The U.S. government on Wednesday sued Spectrum Brands Holdings Inc. for its alleged failure to timely report that the plastic handles on carafes of its Black & Decker SpaceMaker coffee pots could detach suddenly, posing burn and laceration hazards to consumers.
In a complaint filed in the federal court in Madison, Wisconsin, the government said Spectrum and Applica Consumer Products waited until April 2012 to tell the U.S. Consumer Product Safety Commission about the problem, despite having received hundreds of consumer complaints since early 2009.
Spectrum bought Applica’s parent Russell Hobbs in June 2010.
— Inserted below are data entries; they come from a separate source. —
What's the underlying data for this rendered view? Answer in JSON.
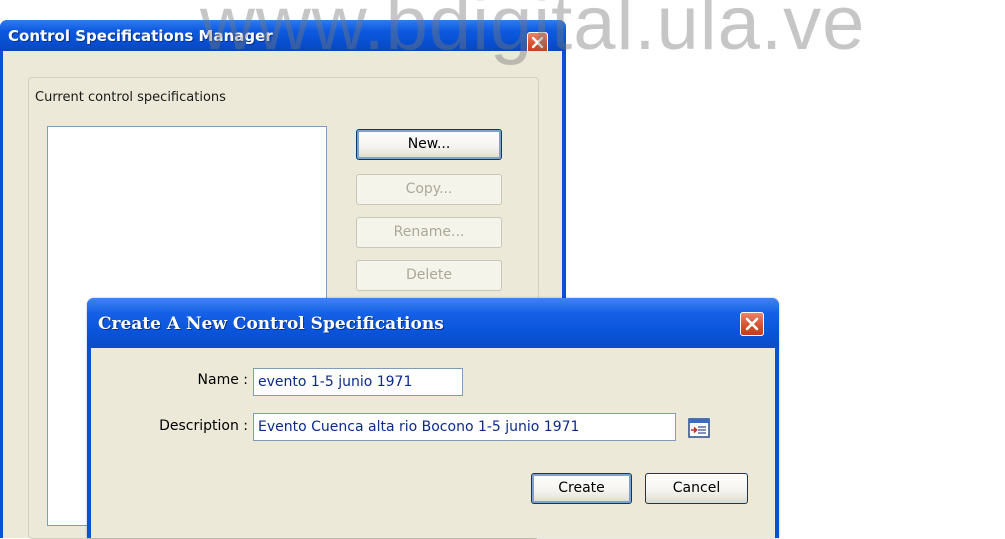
{
  "manager_window": {
    "title": "Control Specifications Manager",
    "group_label": "Current control specifications",
    "buttons": {
      "new": "New...",
      "copy": "Copy...",
      "rename": "Rename...",
      "delete": "Delete"
    },
    "list_items": []
  },
  "create_dialog": {
    "title": "Create A New Control Specifications",
    "name_label": "Name :",
    "name_value": "evento 1-5 junio 1971",
    "description_label": "Description :",
    "description_value": "Evento Cuenca alta rio Bocono 1-5 junio 1971",
    "browse_icon": "text-editor-icon",
    "create_label": "Create",
    "cancel_label": "Cancel"
  },
  "watermark": "www.bdigital.ula.ve",
  "colors": {
    "title_bar": "#0a55db",
    "close_button": "#d8532f",
    "dialog_face": "#ece9d8",
    "input_text": "#0b2a8c"
  }
}
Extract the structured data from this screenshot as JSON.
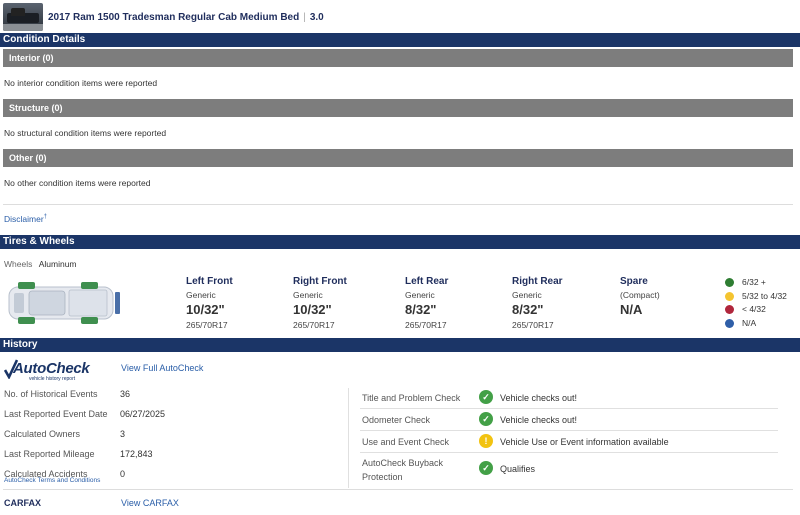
{
  "vehicle": {
    "title": "2017 Ram 1500 Tradesman Regular Cab Medium Bed",
    "grade": "3.0"
  },
  "condition": {
    "header": "Condition Details",
    "sections": [
      {
        "title": "Interior (0)",
        "message": "No interior condition items were reported"
      },
      {
        "title": "Structure (0)",
        "message": "No structural condition items were reported"
      },
      {
        "title": "Other (0)",
        "message": "No other condition items were reported"
      }
    ],
    "disclaimer": "Disclaimer",
    "disclaimer_mark": "†"
  },
  "tires": {
    "header": "Tires & Wheels",
    "wheels_label": "Wheels",
    "wheels_value": "Aluminum",
    "items": [
      {
        "name": "Left Front",
        "brand": "Generic",
        "depth": "10/32\"",
        "size": "265/70R17"
      },
      {
        "name": "Right Front",
        "brand": "Generic",
        "depth": "10/32\"",
        "size": "265/70R17"
      },
      {
        "name": "Left Rear",
        "brand": "Generic",
        "depth": "8/32\"",
        "size": "265/70R17"
      },
      {
        "name": "Right Rear",
        "brand": "Generic",
        "depth": "8/32\"",
        "size": "265/70R17"
      },
      {
        "name": "Spare",
        "brand": "(Compact)",
        "depth": "N/A",
        "size": ""
      }
    ],
    "legend": [
      {
        "label": "6/32 +",
        "color": "#2e7d32"
      },
      {
        "label": "5/32 to 4/32",
        "color": "#f4c430"
      },
      {
        "label": "< 4/32",
        "color": "#b0263c"
      },
      {
        "label": "N/A",
        "color": "#2f5fa8"
      }
    ]
  },
  "history": {
    "header": "History",
    "autocheck_logo": "AutoCheck",
    "autocheck_tagline": "vehicle history report",
    "view_autocheck": "View Full AutoCheck",
    "terms": "AutoCheck Terms and Conditions",
    "stats": [
      {
        "label": "No. of Historical Events",
        "value": "36"
      },
      {
        "label": "Last Reported Event Date",
        "value": "06/27/2025"
      },
      {
        "label": "Calculated Owners",
        "value": "3"
      },
      {
        "label": "Last Reported Mileage",
        "value": "172,843"
      },
      {
        "label": "Calculated Accidents",
        "value": "0"
      }
    ],
    "checks": [
      {
        "label": "Title and Problem Check",
        "status": "ok",
        "icon": "check-circle-icon",
        "value": "Vehicle checks out!"
      },
      {
        "label": "Odometer Check",
        "status": "ok",
        "icon": "check-circle-icon",
        "value": "Vehicle checks out!"
      },
      {
        "label": "Use and Event Check",
        "status": "warn",
        "icon": "exclamation-circle-icon",
        "value": "Vehicle Use or Event information available"
      },
      {
        "label": "AutoCheck Buyback",
        "label2": "Protection",
        "status": "ok",
        "icon": "check-circle-icon",
        "value": "Qualifies"
      }
    ],
    "carfax_label": "CARFAX",
    "view_carfax": "View CARFAX",
    "colors": {
      "ok": "#43a047",
      "warn": "#f2c311"
    }
  },
  "colors": {
    "brand_navy": "#1b3567",
    "section_grey": "#7d7d7d",
    "link": "#2a5ea8"
  }
}
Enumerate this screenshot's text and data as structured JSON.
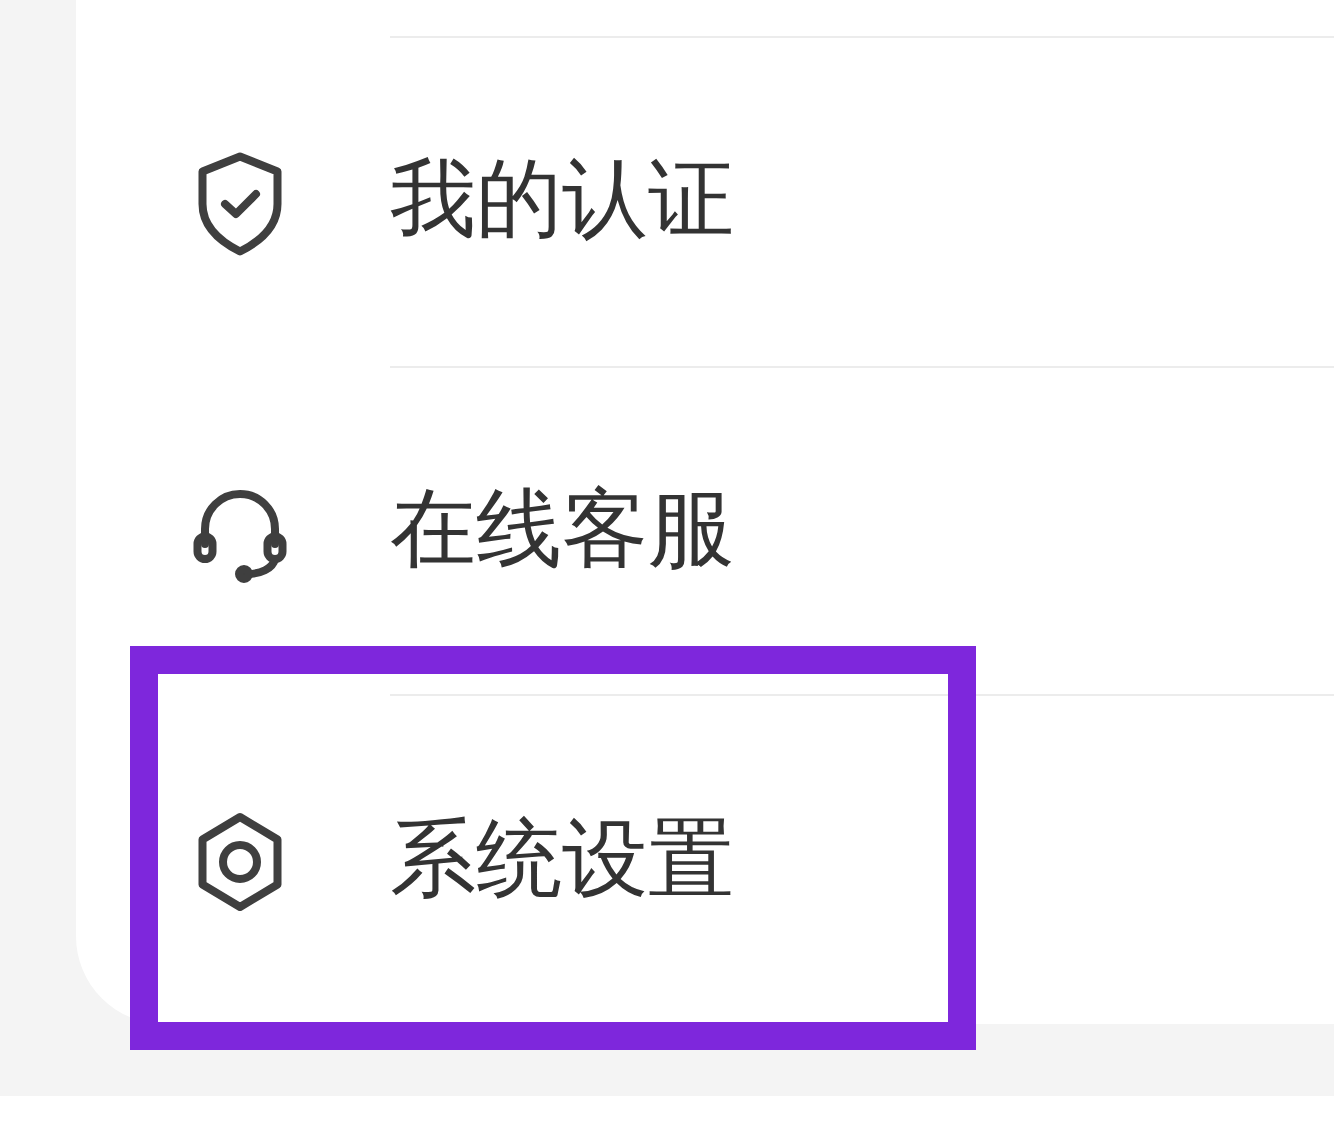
{
  "menu": [
    {
      "kind": "shield",
      "label": "我的认证",
      "highlighted": false
    },
    {
      "kind": "headset",
      "label": "在线客服",
      "highlighted": false
    },
    {
      "kind": "settings",
      "label": "系统设置",
      "highlighted": true
    }
  ]
}
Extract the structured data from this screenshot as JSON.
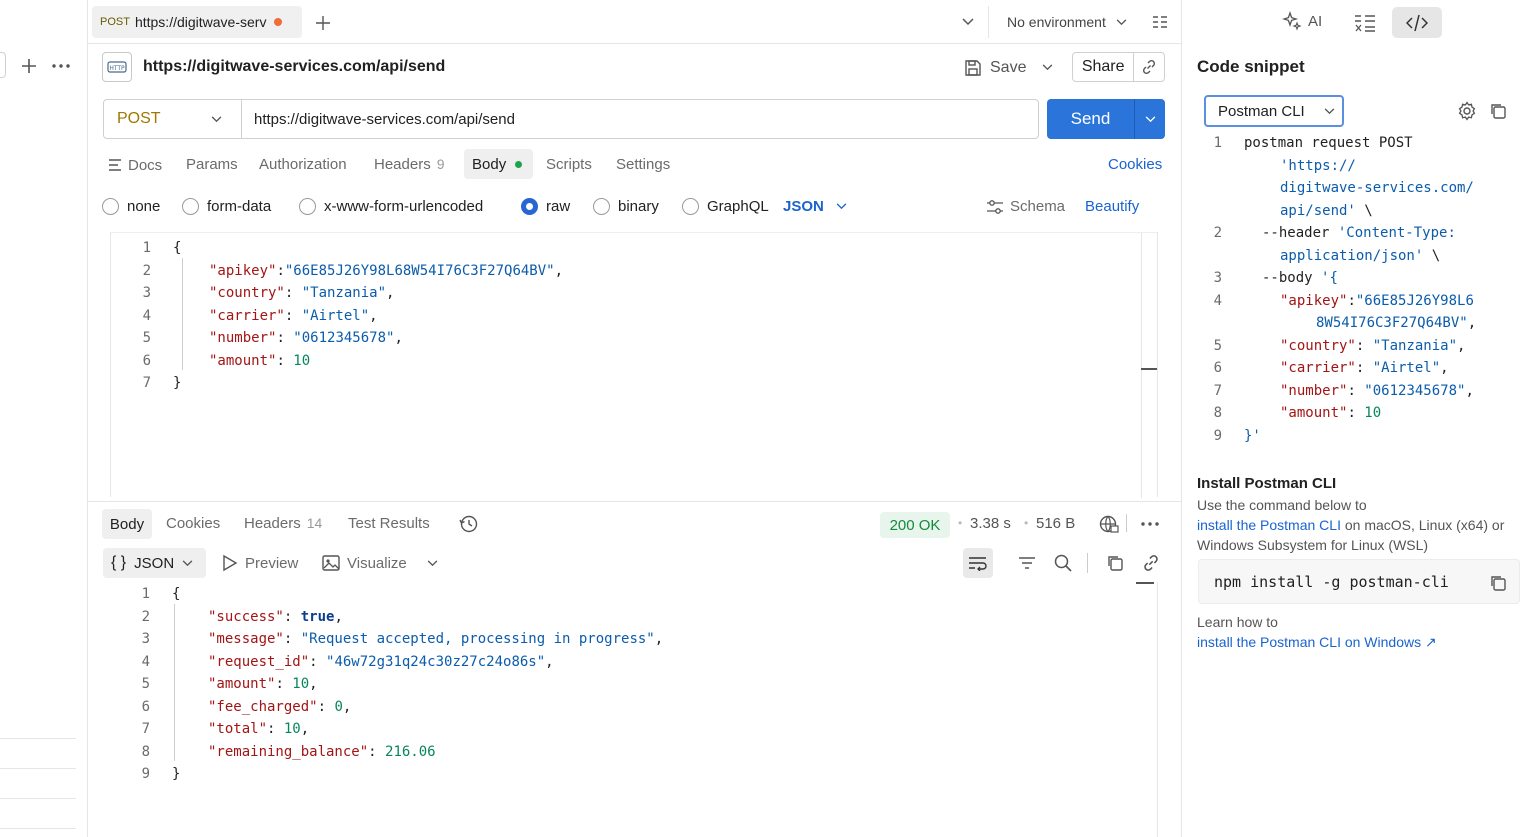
{
  "tab": {
    "method": "POST",
    "title": "https://digitwave-serv"
  },
  "env": {
    "label": "No environment"
  },
  "request": {
    "title": "https://digitwave-services.com/api/send",
    "save_label": "Save",
    "share_label": "Share",
    "method": "POST",
    "url": "https://digitwave-services.com/api/send",
    "send_label": "Send"
  },
  "req_tabs": {
    "docs": "Docs",
    "params": "Params",
    "auth": "Authorization",
    "headers": "Headers",
    "headers_count": "9",
    "body": "Body",
    "scripts": "Scripts",
    "settings": "Settings",
    "cookies": "Cookies"
  },
  "body_types": {
    "none": "none",
    "form_data": "form-data",
    "urlencoded": "x-www-form-urlencoded",
    "raw": "raw",
    "binary": "binary",
    "graphql": "GraphQL",
    "json": "JSON",
    "schema": "Schema",
    "beautify": "Beautify"
  },
  "req_body": {
    "nums": [
      "1",
      "2",
      "3",
      "4",
      "5",
      "6",
      "7"
    ],
    "brace_open": "{",
    "brace_close": "}",
    "apikey_k": "\"apikey\"",
    "apikey_v": "\"66E85J26Y98L68W54I76C3F27Q64BV\"",
    "country_k": "\"country\"",
    "country_v": "\"Tanzania\"",
    "carrier_k": "\"carrier\"",
    "carrier_v": "\"Airtel\"",
    "number_k": "\"number\"",
    "number_v": "\"0612345678\"",
    "amount_k": "\"amount\"",
    "amount_v": "10"
  },
  "resp_tabs": {
    "body": "Body",
    "cookies": "Cookies",
    "headers": "Headers",
    "headers_count": "14",
    "tests": "Test Results"
  },
  "resp_status": {
    "code": "200 OK",
    "time": "3.38 s",
    "size": "516 B"
  },
  "resp_view": {
    "json": "JSON",
    "preview": "Preview",
    "visualize": "Visualize"
  },
  "resp_body": {
    "nums": [
      "1",
      "2",
      "3",
      "4",
      "5",
      "6",
      "7",
      "8",
      "9"
    ],
    "brace_open": "{",
    "brace_close": "}",
    "success_k": "\"success\"",
    "success_v": "true",
    "message_k": "\"message\"",
    "message_v": "\"Request accepted, processing in progress\"",
    "reqid_k": "\"request_id\"",
    "reqid_v": "\"46w72g31q24c30z27c24o86s\"",
    "amount_k": "\"amount\"",
    "amount_v": "10",
    "fee_k": "\"fee_charged\"",
    "fee_v": "0",
    "total_k": "\"total\"",
    "total_v": "10",
    "rem_k": "\"remaining_balance\"",
    "rem_v": "216.06"
  },
  "right": {
    "ai_label": "AI",
    "title": "Code snippet",
    "lang": "Postman CLI",
    "snippet": {
      "n1": "1",
      "n2": "2",
      "n3": "3",
      "n4": "4",
      "n5": "5",
      "n6": "6",
      "n7": "7",
      "n8": "8",
      "n9": "9",
      "l1": "postman request POST",
      "l1b": "'https://",
      "l1c": "digitwave-services.com/",
      "l1d": "api/send'",
      "bs": "\\",
      "l2a": "--header",
      "l2b": "'Content-Type:",
      "l2c": "application/json'",
      "l3a": "--body",
      "l3b": "'{",
      "l4k": "\"apikey\"",
      "l4v": "\"66E85J26Y98L6",
      "l4v2": "8W54I76C3F27Q64BV\"",
      "l5k": "\"country\"",
      "l5v": "\"Tanzania\"",
      "l6k": "\"carrier\"",
      "l6v": "\"Airtel\"",
      "l7k": "\"number\"",
      "l7v": "\"0612345678\"",
      "l8k": "\"amount\"",
      "l8v": "10",
      "l9": "}'"
    },
    "install_title": "Install Postman CLI",
    "install_desc1": "Use the command below to",
    "install_link": "install the Postman CLI",
    "install_desc2": " on macOS, Linux (x64) or",
    "install_desc3": "Windows Subsystem for Linux (WSL)",
    "cmd": "npm install -g postman-cli",
    "learn": "Learn how to",
    "win_link": "install the Postman CLI on Windows ↗"
  }
}
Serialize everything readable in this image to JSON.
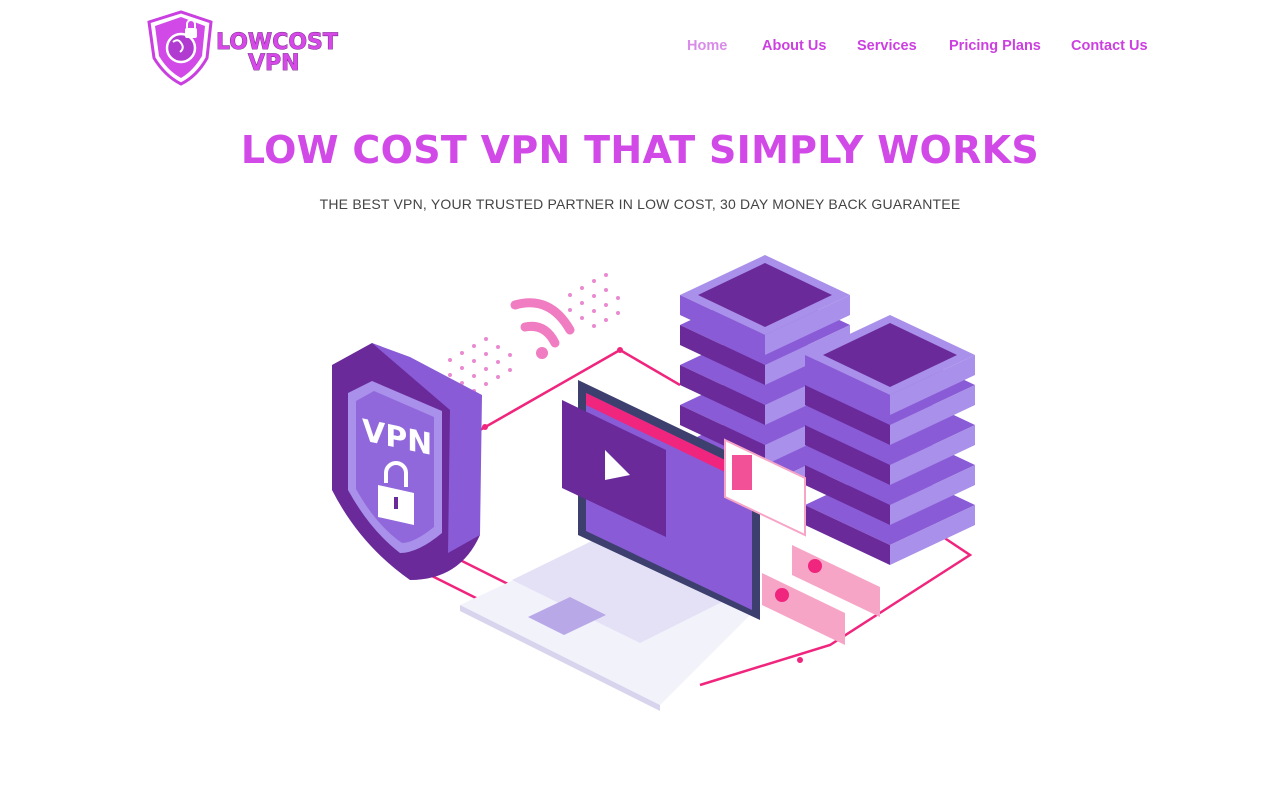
{
  "logo": {
    "line1": "LOWCOST",
    "line2": "VPN"
  },
  "nav": {
    "home": "Home",
    "about": "About Us",
    "services": "Services",
    "pricing": "Pricing Plans",
    "contact": "Contact Us"
  },
  "hero": {
    "title": "LOW COST VPN THAT SIMPLY WORKS",
    "subtitle": "THE BEST VPN, YOUR TRUSTED PARTNER IN LOW COST, 30 DAY MONEY BACK GUARANTEE"
  },
  "illustration": {
    "shield_label": "VPN",
    "colors": {
      "purple_dark": "#6a2a9a",
      "purple_mid": "#8a5bd6",
      "purple_light": "#a990ea",
      "pink": "#f0257d",
      "pink_light": "#f7a5c6"
    }
  }
}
The government said Applica recalled about 159,000 of the 12-cup coffeemakers, which were made in China and designed to fit under cabinets, in June 2012, by which time it had reports of roughly 1,600 broken handles and more than 60 related burns, including from spilled coffee.
It also said Applica later sold several hundred more of the coffeemakers, which the company said was inadvertent, and that these were also recalled.
The lawsuit seeks civil penalties, improved monitoring and controls, and other remedies.
A Spectrum spokesman said the Middleton, Wisconsin-based company intends to vigorously defend against the lawsuit, “which relates to an arbitrary civil penalty demand” by the CPSC.